Che valore abbia il preteso contenuto normale e soprattutto l'aggettivo che dovrebbe indicarne la validità generale e conferirgli dignità concettuale, non è facile da stabilire. È facile invece mostrare come dal contenuto normale, dunque tipico, del diritto di proprietà in genere, si sia pervenuti, per successivi passaggi, al contenuto concreto e specifico, dunque individuale, del singolo rapporto di proprietà, rispetto al quale non ha più senso non solo la distinzione tra confini e limiti, ma si devono invece considerare anche tutti i presupposti naturali e di fatto, nonché le limitazioni convenzionali stabilite dallo stesso proprietario.
Ma lo studio delle situazioni giuridiche può essere proficuo solo se tende ad
identificare situazioni tipiche, e quindi va condotto con l'esclusione delle differenze specifiche, verso la ricerca delle costanti che consentano la delimitazione di concetti. In base a tale criterio la dottrina ha esaminato la struttura del diritto di proprietà, pervenendo ad una graduazione fondata sempre su situazioni tipiche: «
il primo grado è quello della proprietà piena e il successivo quello della proprietà limitata. Viene subito dopo il grado della proprietà compressa che si ha quando convenzionalmente o legalmente viene a costituirsi un diritto reale a favore di altri. La comproprietà o condominio dà luogo alla proprietà distribuita, mentre dal rapporto di enfiteusi sorge, nel suo duplice aspetto (dominio diretto e dominio utile), la proprietà attenuata. L'influenza dell'interesse sociale dà luogo alla proprietà-funzione, la realizzazione diretta dell'interesse pubblico si ottiene attraverso la proprietà funzionale. La classificazione annunciata è costruita sul punto di partenza di una proprietà, almeno teoricamente, piena o esente da limiti ».

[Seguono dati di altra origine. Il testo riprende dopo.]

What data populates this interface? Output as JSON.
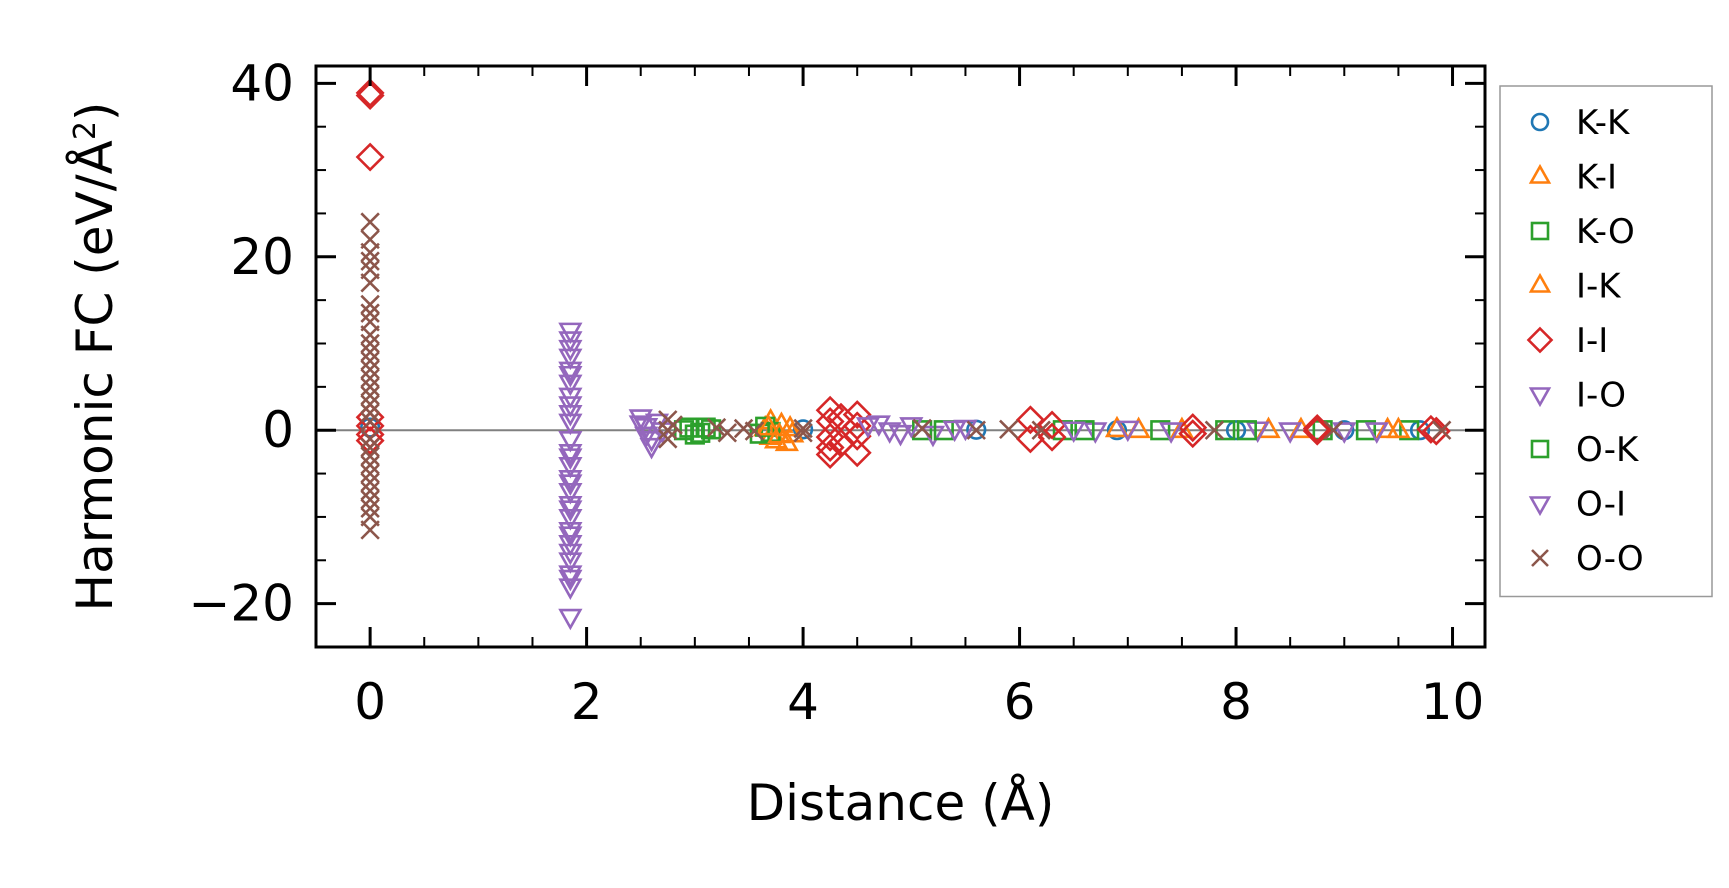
{
  "chart_data": {
    "type": "scatter",
    "title": "",
    "xlabel": "Distance (Å)",
    "ylabel": "Harmonic FC (eV/Å²)",
    "ylabel_base": "Harmonic FC (eV/Å",
    "ylabel_sup": "2",
    "ylabel_end": ")",
    "xlim": [
      -0.5,
      10.3
    ],
    "ylim": [
      -25,
      42
    ],
    "x_ticks": [
      0,
      2,
      4,
      6,
      8,
      10
    ],
    "x_tick_labels": [
      "0",
      "2",
      "4",
      "6",
      "8",
      "10"
    ],
    "y_ticks": [
      -20,
      0,
      20,
      40
    ],
    "y_tick_labels": [
      "−20",
      "0",
      "20",
      "40"
    ],
    "zero_line": 0,
    "grid": false,
    "legend_position": "outside-right",
    "series": [
      {
        "name": "K-K",
        "marker": "circle",
        "color": "#1f77b4",
        "points": [
          [
            0,
            0.3
          ],
          [
            4.0,
            0.1
          ],
          [
            5.6,
            0.05
          ],
          [
            6.9,
            0.0
          ],
          [
            8.0,
            0.0
          ],
          [
            9.0,
            0.0
          ],
          [
            9.7,
            0.0
          ]
        ]
      },
      {
        "name": "K-I",
        "marker": "triangle-up",
        "color": "#ff7f0e",
        "points": [
          [
            3.65,
            0.2
          ],
          [
            3.7,
            -0.8
          ],
          [
            3.75,
            -1.2
          ],
          [
            3.8,
            0.6
          ],
          [
            3.85,
            -1.5
          ],
          [
            3.9,
            -0.5
          ],
          [
            3.7,
            1.0
          ],
          [
            6.9,
            0.1
          ],
          [
            7.5,
            0.0
          ],
          [
            8.6,
            0.0
          ],
          [
            9.4,
            0.0
          ]
        ]
      },
      {
        "name": "K-O",
        "marker": "square",
        "color": "#2ca02c",
        "points": [
          [
            2.9,
            0.0
          ],
          [
            3.0,
            -0.5
          ],
          [
            3.1,
            0.3
          ],
          [
            3.6,
            -0.4
          ],
          [
            3.65,
            0.4
          ],
          [
            3.7,
            -0.2
          ],
          [
            5.1,
            0.0
          ],
          [
            6.4,
            0.0
          ],
          [
            7.3,
            0.0
          ],
          [
            7.9,
            0.0
          ],
          [
            8.8,
            0.0
          ],
          [
            9.6,
            0.0
          ]
        ]
      },
      {
        "name": "I-K",
        "marker": "triangle-up",
        "color": "#ff7f0e",
        "points": [
          [
            3.68,
            0.3
          ],
          [
            3.78,
            -0.6
          ],
          [
            3.88,
            0.2
          ],
          [
            7.1,
            0.0
          ],
          [
            8.3,
            0.0
          ],
          [
            9.5,
            0.0
          ]
        ]
      },
      {
        "name": "I-I",
        "marker": "diamond",
        "color": "#d62728",
        "points": [
          [
            0,
            38.6
          ],
          [
            0,
            38.9
          ],
          [
            0,
            31.5
          ],
          [
            0,
            1.5
          ],
          [
            0,
            0.5
          ],
          [
            0,
            -0.5
          ],
          [
            0,
            -1.2
          ],
          [
            4.25,
            2.3
          ],
          [
            4.25,
            1.0
          ],
          [
            4.25,
            -0.8
          ],
          [
            4.25,
            -2.0
          ],
          [
            4.25,
            -2.8
          ],
          [
            4.35,
            1.5
          ],
          [
            4.35,
            -1.5
          ],
          [
            4.5,
            1.8
          ],
          [
            4.5,
            0.5
          ],
          [
            4.5,
            -0.7
          ],
          [
            4.5,
            -2.6
          ],
          [
            6.1,
            1.2
          ],
          [
            6.1,
            -1.0
          ],
          [
            6.3,
            0.6
          ],
          [
            6.3,
            -0.8
          ],
          [
            7.6,
            0.3
          ],
          [
            7.6,
            -0.4
          ],
          [
            8.75,
            0.2
          ],
          [
            8.75,
            -0.1
          ],
          [
            9.8,
            0.1
          ],
          [
            9.85,
            -0.1
          ]
        ]
      },
      {
        "name": "I-O",
        "marker": "triangle-down",
        "color": "#9467bd",
        "points": [
          [
            1.85,
            11.5
          ],
          [
            1.85,
            10.5
          ],
          [
            1.85,
            9.5
          ],
          [
            1.85,
            8.5
          ],
          [
            1.85,
            7.0
          ],
          [
            1.85,
            5.5
          ],
          [
            1.85,
            4.0
          ],
          [
            1.85,
            2.0
          ],
          [
            1.85,
            1.0
          ],
          [
            1.85,
            -1.0
          ],
          [
            1.85,
            -2.5
          ],
          [
            1.85,
            -4.0
          ],
          [
            1.85,
            -5.5
          ],
          [
            1.85,
            -7.0
          ],
          [
            1.85,
            -8.5
          ],
          [
            1.85,
            -10.0
          ],
          [
            1.85,
            -11.5
          ],
          [
            1.85,
            -13.0
          ],
          [
            1.85,
            -15.0
          ],
          [
            1.85,
            -16.5
          ],
          [
            1.85,
            -18.0
          ],
          [
            1.85,
            -21.5
          ],
          [
            2.5,
            1.5
          ],
          [
            2.55,
            0.5
          ],
          [
            2.55,
            -0.5
          ],
          [
            2.6,
            -1.8
          ],
          [
            2.65,
            1.0
          ],
          [
            2.7,
            0.0
          ],
          [
            4.7,
            0.8
          ],
          [
            4.8,
            0.0
          ],
          [
            5.0,
            0.6
          ],
          [
            5.2,
            -0.4
          ],
          [
            5.5,
            0.3
          ],
          [
            6.7,
            0.0
          ],
          [
            7.0,
            0.2
          ],
          [
            8.2,
            0.1
          ],
          [
            9.0,
            0.0
          ]
        ]
      },
      {
        "name": "O-K",
        "marker": "square",
        "color": "#2ca02c",
        "points": [
          [
            2.95,
            0.3
          ],
          [
            3.05,
            -0.3
          ],
          [
            3.15,
            0.1
          ],
          [
            5.3,
            0.0
          ],
          [
            6.6,
            0.0
          ],
          [
            8.1,
            0.0
          ],
          [
            9.2,
            0.0
          ]
        ]
      },
      {
        "name": "O-I",
        "marker": "triangle-down",
        "color": "#9467bd",
        "points": [
          [
            1.85,
            6.5
          ],
          [
            1.85,
            3.0
          ],
          [
            1.85,
            -3.0
          ],
          [
            1.85,
            -6.0
          ],
          [
            1.85,
            -9.0
          ],
          [
            1.85,
            -12.0
          ],
          [
            1.85,
            -14.0
          ],
          [
            1.85,
            -17.0
          ],
          [
            2.5,
            0.8
          ],
          [
            2.6,
            -1.0
          ],
          [
            4.6,
            0.6
          ],
          [
            4.9,
            -0.3
          ],
          [
            5.4,
            0.2
          ],
          [
            6.5,
            0.1
          ],
          [
            7.4,
            0.0
          ],
          [
            8.5,
            0.0
          ],
          [
            9.3,
            0.0
          ]
        ]
      },
      {
        "name": "O-O",
        "marker": "x",
        "color": "#8c564b",
        "points": [
          [
            0,
            24.0
          ],
          [
            0,
            22.0
          ],
          [
            0,
            20.5
          ],
          [
            0,
            19.5
          ],
          [
            0,
            18.5
          ],
          [
            0,
            17.0
          ],
          [
            0,
            14.5
          ],
          [
            0,
            13.5
          ],
          [
            0,
            12.5
          ],
          [
            0,
            11.0
          ],
          [
            0,
            10.0
          ],
          [
            0,
            9.0
          ],
          [
            0,
            8.0
          ],
          [
            0,
            7.0
          ],
          [
            0,
            6.0
          ],
          [
            0,
            5.0
          ],
          [
            0,
            4.0
          ],
          [
            0,
            3.0
          ],
          [
            0,
            2.0
          ],
          [
            0,
            1.0
          ],
          [
            0,
            -1.0
          ],
          [
            0,
            -2.0
          ],
          [
            0,
            -3.0
          ],
          [
            0,
            -4.0
          ],
          [
            0,
            -5.0
          ],
          [
            0,
            -6.0
          ],
          [
            0,
            -7.0
          ],
          [
            0,
            -8.0
          ],
          [
            0,
            -9.0
          ],
          [
            0,
            -10.0
          ],
          [
            0,
            -11.5
          ],
          [
            2.75,
            1.2
          ],
          [
            2.75,
            0.0
          ],
          [
            2.75,
            -1.0
          ],
          [
            2.8,
            0.6
          ],
          [
            3.2,
            0.3
          ],
          [
            3.3,
            -0.3
          ],
          [
            3.45,
            0.2
          ],
          [
            3.55,
            -0.1
          ],
          [
            4.0,
            0.2
          ],
          [
            4.0,
            -0.3
          ],
          [
            5.1,
            0.2
          ],
          [
            5.6,
            0.0
          ],
          [
            5.9,
            0.1
          ],
          [
            6.2,
            0.0
          ],
          [
            7.8,
            0.0
          ],
          [
            8.9,
            0.0
          ],
          [
            9.9,
            0.0
          ]
        ]
      }
    ]
  }
}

Tale ipotesi però, è stata contestata con l'affermazione che «
una proprietà illimitata non esiste nel nostro come neppure in ogni altro sistema legislativo ». Affermazione, questa, troppo generica e apodittica perché non sia facile offrire immediatamente la prova contraria, domandando, ad esempio, quale limita esista nel nostro diritto positivo sulla proprietà di un bicchiere di acqua che si possa consumare o buttar via, esercitando, nell'uno o nell'altro caso l'illimitato diritto di proprietà. E così per moltissimi minuti oggetti di uso continuo e quotidiano attraverso i quali tutti i soggetti, nessuno escluso, dal mendicante al plutocrate, hanno la possibilità di esercitare dei diritti di proprietà piena e illimitata. Se si prescinde dall'importanza, si può affermare che, in ogni sistema giuridico, la proprietà piena e illimitata e più difficile della proprietà limitata.

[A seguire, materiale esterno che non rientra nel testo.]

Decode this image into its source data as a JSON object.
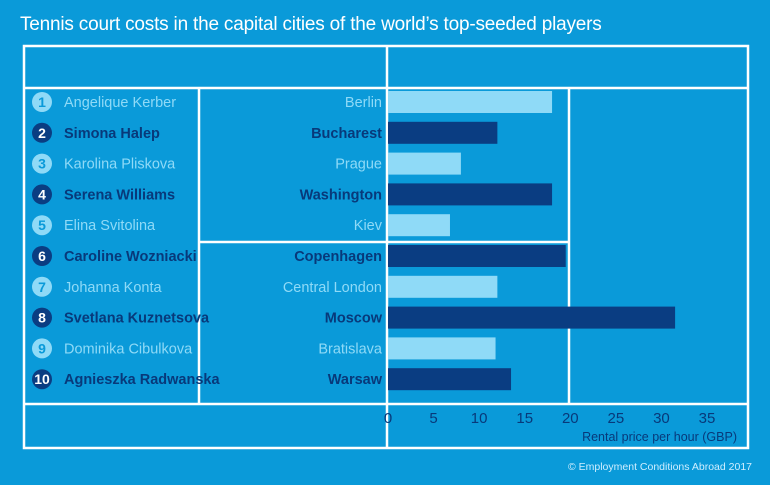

E lo stesso fatto che la lotta agli sprechi venga condotta sul piano politico sociale è indice preciso che, in rapporto agli oggetti di uso comune e personale,
il limite giuridico allo spreco non esiste. D'altra parte anche se la proprietà piena e illimitata rappresentasse una ipotesi teorica, si potrebbe tutt'al più dedurre che il primo gradino sarebbe costituito dalla proprietà limitata, e per il resto la classificazione rimarrebbe inalterata.
Il problema dei confini della proprietà e la norma in esame. Il sottosuolo e lo spazio soprastante al suolo
Messo da parte il problema del contenuto normale della proprietà, rimane il problema generale dei
confini del diritto di proprietà, nel senso indicato, e che sarà più oltre precisato, e il problema particolare della delimitazione del godimento in relazione alla proprietà fondiaria. Quest'ultima questione riconduce all'interpretazione della disposizione da cui si sono prese le mosse.
Essa ha una funzione completamente opposta a quella dell'art. 440 codice del 1865 dalla quale deriva: infatti l'art. 440 del codice abrogato delineava soltanto l'estensione del diritto spettante al proprietario del suolo, nelle due direzioni opposte, in senso verticale: spazio sovrastante e sottosuolo. La disposizione in esame, presupposta una estensione del diritto nelle due direzioni predette, senza di che il diritto stesso si vanificherebbe, mira invece a determinare, nell'una e nell'altra direzione, il limite oltre il quale il diritto medesimo (o il godimento del titolare) non può più estendersi.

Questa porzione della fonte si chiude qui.